И я колебался, не зная, что предпринять, когда одно неожиданное обстоятельство положило конец моим колебаниям.

Это случилось в начале весны. Садилось солнце, золотя весеннее небо, громко щебетали птицы, бодрый говор, как гул просыпающегося после зимы улья, несся со стороны деревни. После теплого дня морозная свежесть вечера уже приятно охватывала, манила в комнаты, к камину.

Я отдавал во дворе последние распоряжения, когда вдруг раздался протяжный заунывный вопль:

-- По-о-жар!

И сразу тихо так стало, точно вымерла вдруг вся деревня.

Я быстро повернулся к деревне.

В одной из ближайших к реке изб, выбиваясь из соломенной крыши, горело ровное, не толще свечи, пламя.

Я бросился в людскую, распорядился, чтобы везли пожарные инструменты, и побежал на деревню.

Когда, завернув за последнюю ограду сада, я опять увидел деревню, я уже не узнал ее: огонь уже ревел, клубился и огненной черной рекой уже лился по избам, высоким сводом сходясь над улицей. Под этим сводом такими маленькими казались горящие избы. Красные, точно налитые кровью, прозрачные, они так уютно стояли, напоминая собой какой-то забытый, но страшный сон.

Меньше всего это походило на действительность, и в то же время сознание страшной действительности держало мысль в оцепенении.

Там, под этим огненным сводом, прыгали какие-то фигурки и дико кричали. Этот окрик и вопль сливались с сильным и грозным ревом огня.

Было жарко, горячий пепел падал на лицо, руки. Мимо бежали растерянные, озабоченные люди. Все потеряли голову, толкаясь друг о друга.

Бежала Матрена, растеряв где-то детей, держала решето в руках и, бледная, как смерть, причитала:

-- Умильная скотинка так и горит... живьем горит...

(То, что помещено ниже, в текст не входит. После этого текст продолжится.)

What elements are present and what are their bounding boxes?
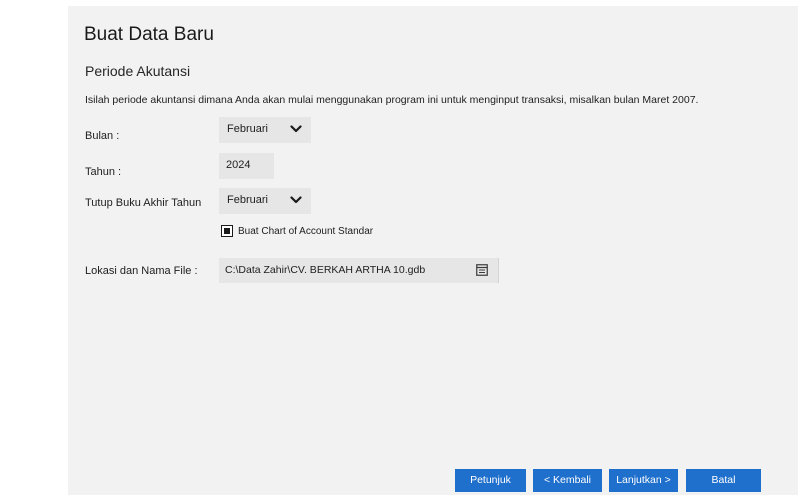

И вдруг, придя в себя, она, голосом как нож режущим, взвизгнула:

-- Батюшки, я ведь Федьку спать уложила!

Но уж кричат:

-- Вот твой Федька!

Богобоязненный Федор, всегда такой благообразный, бежал растерянно, как ребенок, разутый, в рубахе, очевидно, со сна, напряженно смотрел своими голубыми глазами и растерянно твердил:

-- Сыскал господь, сыскал...

Только Родивон не потерялся. Дикий рев его слышался на всю деревню:

-- Тащи лошадь! Завяжь глаза! Глаза завяжь!

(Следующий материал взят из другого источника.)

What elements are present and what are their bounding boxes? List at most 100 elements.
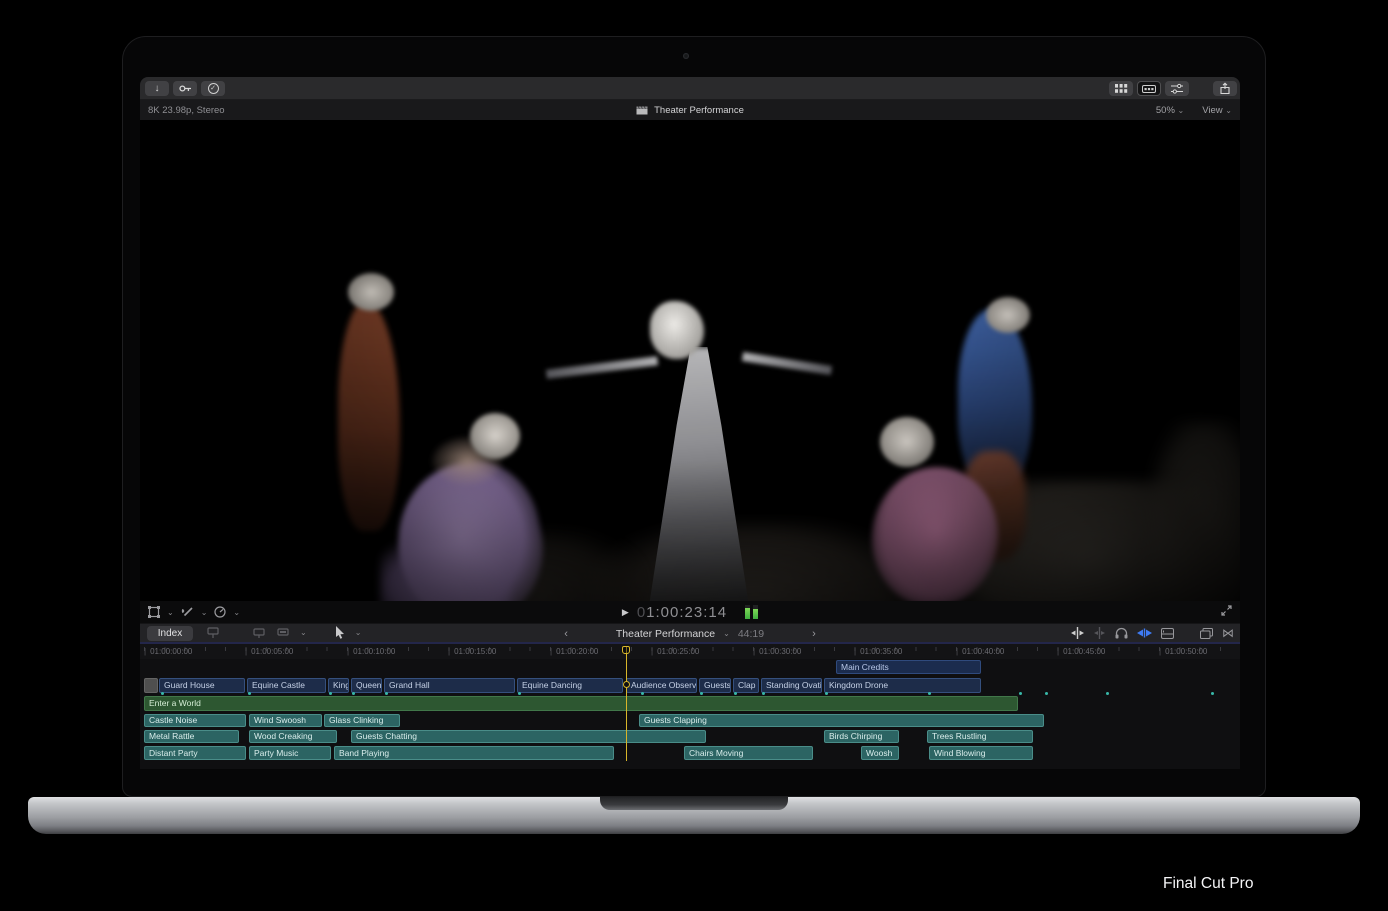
connection-dot bbox=[1211, 692, 1214, 695]
transitions-browser-icon[interactable]: ⋈ bbox=[1222, 626, 1234, 640]
snapping-icon[interactable] bbox=[1137, 628, 1152, 638]
connection-dot bbox=[518, 692, 521, 695]
timeline-clip-distant-party[interactable]: Distant Party bbox=[144, 746, 246, 760]
ruler-tick: |01:00:30:00 bbox=[753, 647, 801, 656]
timecode-display: 01:00:23:14 bbox=[637, 604, 727, 621]
connection-dot bbox=[762, 692, 765, 695]
timeline-clip-clap[interactable]: Clap bbox=[733, 678, 759, 693]
ruler-tick: |01:00:40:00 bbox=[956, 647, 1004, 656]
timeline-tracks[interactable]: Main CreditsGuard HouseEquine CastleKing… bbox=[140, 659, 1240, 769]
filmstrip-view-button[interactable] bbox=[1137, 81, 1161, 96]
timeline-clip-queen[interactable]: Queen bbox=[351, 678, 382, 693]
top-toolbar: ↓ ✓ bbox=[140, 77, 1240, 100]
timeline-clip-main-credits[interactable]: Main Credits bbox=[836, 660, 981, 674]
camera-icon bbox=[683, 53, 689, 59]
laptop-screen: ↓ ✓ bbox=[122, 36, 1266, 797]
clip-settings-button[interactable] bbox=[1165, 81, 1189, 96]
ruler-tick: |01:00:05:00 bbox=[245, 647, 293, 656]
timeline-clip-castle-noise[interactable]: Castle Noise bbox=[144, 714, 246, 727]
timeline-clip-wind-swoosh[interactable]: Wind Swoosh bbox=[249, 714, 322, 727]
keyword-button[interactable] bbox=[173, 81, 197, 96]
filmstrip-view-icon bbox=[1142, 85, 1156, 93]
timeline-clip-guard-house[interactable]: Guard House bbox=[159, 678, 245, 693]
connection-dot bbox=[825, 692, 828, 695]
audio-skimming-icon[interactable] bbox=[1093, 627, 1106, 639]
timeline-clip-guests[interactable]: Guests bbox=[699, 678, 731, 693]
connection-dot bbox=[641, 692, 644, 695]
timeline-clip-standing-ovation[interactable]: Standing Ovation bbox=[761, 678, 822, 693]
timeline-clip-guests-clapping[interactable]: Guests Clapping bbox=[639, 714, 1044, 727]
timeline-clip-wind-blowing[interactable]: Wind Blowing bbox=[929, 746, 1033, 760]
skimming-icon[interactable] bbox=[1071, 627, 1084, 639]
share-icon bbox=[1220, 83, 1230, 94]
audio-meters[interactable] bbox=[745, 605, 758, 619]
timeline-clip-kingdom-drone[interactable]: Kingdom Drone bbox=[824, 678, 981, 693]
zoom-select[interactable]: 50% ⌄ bbox=[1156, 105, 1184, 116]
expand-icon bbox=[1221, 605, 1232, 616]
viewer bbox=[140, 121, 1240, 601]
check-circle-icon: ✓ bbox=[208, 83, 219, 94]
lid-notch bbox=[600, 797, 788, 810]
connection-dot bbox=[1106, 692, 1109, 695]
timeline-clip-equine-castle[interactable]: Equine Castle bbox=[247, 678, 326, 693]
playhead[interactable] bbox=[626, 646, 627, 761]
timeline-clip-glass-clinking[interactable]: Glass Clinking bbox=[324, 714, 400, 727]
vignette-overlay bbox=[140, 121, 1240, 601]
solo-headphones-icon[interactable] bbox=[1115, 627, 1128, 639]
expand-viewer-button[interactable] bbox=[1221, 603, 1232, 621]
grid-view-icon bbox=[1115, 84, 1128, 93]
import-button[interactable]: ↓ bbox=[145, 81, 169, 96]
timeline-clip-band-playing[interactable]: Band Playing bbox=[334, 746, 614, 760]
viewer-image bbox=[140, 121, 1240, 601]
timeline-clip-enter-a-world[interactable]: Enter a World bbox=[144, 696, 1018, 711]
timeline-toolbar: Index ⌄ ⌄ bbox=[140, 623, 1240, 642]
connection-dot bbox=[1045, 692, 1048, 695]
view-menu[interactable]: View ⌄ bbox=[1202, 105, 1232, 116]
ruler-tick: |01:00:35:00 bbox=[854, 647, 902, 656]
audio-meter-left bbox=[745, 605, 750, 619]
connection-dot bbox=[248, 692, 251, 695]
final-cut-pro-label: Final Cut Pro bbox=[1163, 875, 1253, 893]
timeline-forward-button[interactable]: › bbox=[812, 628, 816, 640]
connection-dot bbox=[1019, 692, 1022, 695]
ruler-tick: |01:00:25:00 bbox=[651, 647, 699, 656]
ruler-tick: |01:00:50:00 bbox=[1159, 647, 1207, 656]
timeline-clip-chairs-moving[interactable]: Chairs Moving bbox=[684, 746, 813, 760]
effects-browser-icon[interactable] bbox=[1200, 628, 1213, 639]
timeline-clip-party-music[interactable]: Party Music bbox=[249, 746, 331, 760]
timeline-ruler[interactable]: |01:00:00:00 |01:00:05:00 |01:00:10:00 |01:… bbox=[140, 642, 1240, 659]
chevron-down-icon: ⌄ bbox=[1178, 106, 1185, 115]
favorite-button[interactable]: ✓ bbox=[201, 81, 225, 96]
fcp-window: ↓ ✓ bbox=[140, 77, 1240, 769]
share-button[interactable] bbox=[1213, 81, 1237, 96]
ruler-tick: |01:00:00:00 bbox=[144, 647, 192, 656]
timeline-clip-birds-chirping[interactable]: Birds Chirping bbox=[824, 730, 899, 743]
key-icon bbox=[179, 84, 192, 93]
clip-appearance-icon[interactable] bbox=[1161, 628, 1174, 639]
audio-meter-right bbox=[753, 605, 758, 619]
timeline-clip-guests-chatting[interactable]: Guests Chatting bbox=[351, 730, 706, 743]
connection-dot bbox=[161, 692, 164, 695]
grid-view-button[interactable] bbox=[1109, 81, 1133, 96]
info-bar: 8K 23.98p, Stereo Theater Performance 50… bbox=[140, 100, 1240, 121]
timeline-clip-stub[interactable] bbox=[144, 678, 158, 693]
timeline-project-name[interactable]: Theater Performance bbox=[616, 628, 715, 640]
timeline-clip-metal-rattle[interactable]: Metal Rattle bbox=[144, 730, 239, 743]
connection-dot bbox=[734, 692, 737, 695]
clapperboard-icon bbox=[636, 106, 648, 115]
timeline-clip-king[interactable]: King bbox=[328, 678, 349, 693]
timeline-back-button[interactable]: ‹ bbox=[564, 628, 568, 640]
chevron-down-icon: ⌄ bbox=[723, 629, 730, 638]
ruler-tick: |01:00:10:00 bbox=[347, 647, 395, 656]
playhead-handle[interactable] bbox=[622, 646, 630, 654]
play-button[interactable]: ▶ bbox=[622, 607, 629, 618]
timeline-clip-woosh[interactable]: Woosh bbox=[861, 746, 899, 760]
project-title: Theater Performance bbox=[654, 105, 744, 116]
timeline-clip-trees-rustling[interactable]: Trees Rustling bbox=[927, 730, 1033, 743]
timeline-clip-wood-creaking[interactable]: Wood Creaking bbox=[249, 730, 337, 743]
timeline-clip-grand-hall[interactable]: Grand Hall bbox=[384, 678, 515, 693]
ruler-tick: |01:00:45:00 bbox=[1057, 647, 1105, 656]
timeline-clip-equine-dancing[interactable]: Equine Dancing bbox=[517, 678, 623, 693]
download-icon: ↓ bbox=[155, 84, 160, 94]
timeline-clip-audience-observe[interactable]: Audience Observe bbox=[626, 678, 697, 693]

Какая-то баба бежала и упала и, лежа на земле, тянет, надрываясь, все ту же ноту:

-- А-а-а!

И это "а-а!" на все лады повторяется в диком реве пожара.

Еще не потухли краски заката, еще темнеющая даль была прозрачна и нежна, и розовый запад еще горел, а двух третей деревни уже не стало. Остальная только потому и уцелела, что ветер был не на нее.

Тридцать пять семейств очутились без крова, без последней пищи, без скота.

Дымилось пепелище, черные остовы печей торчали там, где так недавно еще стояли избы; черные, потемневшие фигуры всех этих голодных, холодных окружали меня. Сколько отчаянья, сколько тоски было в них!

В такое мгновение так отвратительна жизнь, если не хочешь помочь.

И я сказал всем этим несчастным:

-- Не надо плакать, я дам вам лес, деньги, хлеб, дам работу. Я не буду вас больше неволить и насиловать, живите, как хотите, пока идите, занимайте мои помещения и не плачьте больше!

Но они плакали, бедные страдальцы земли, может быть, и я плакал. Это был тот редкий порыв с обеих сторон к братству, любви, состраданию, когда кажется, что если б охватил он вдруг все человечество, то и горе земли сгорело бы все бесследно, вдруг и сразу в этом огне чувства.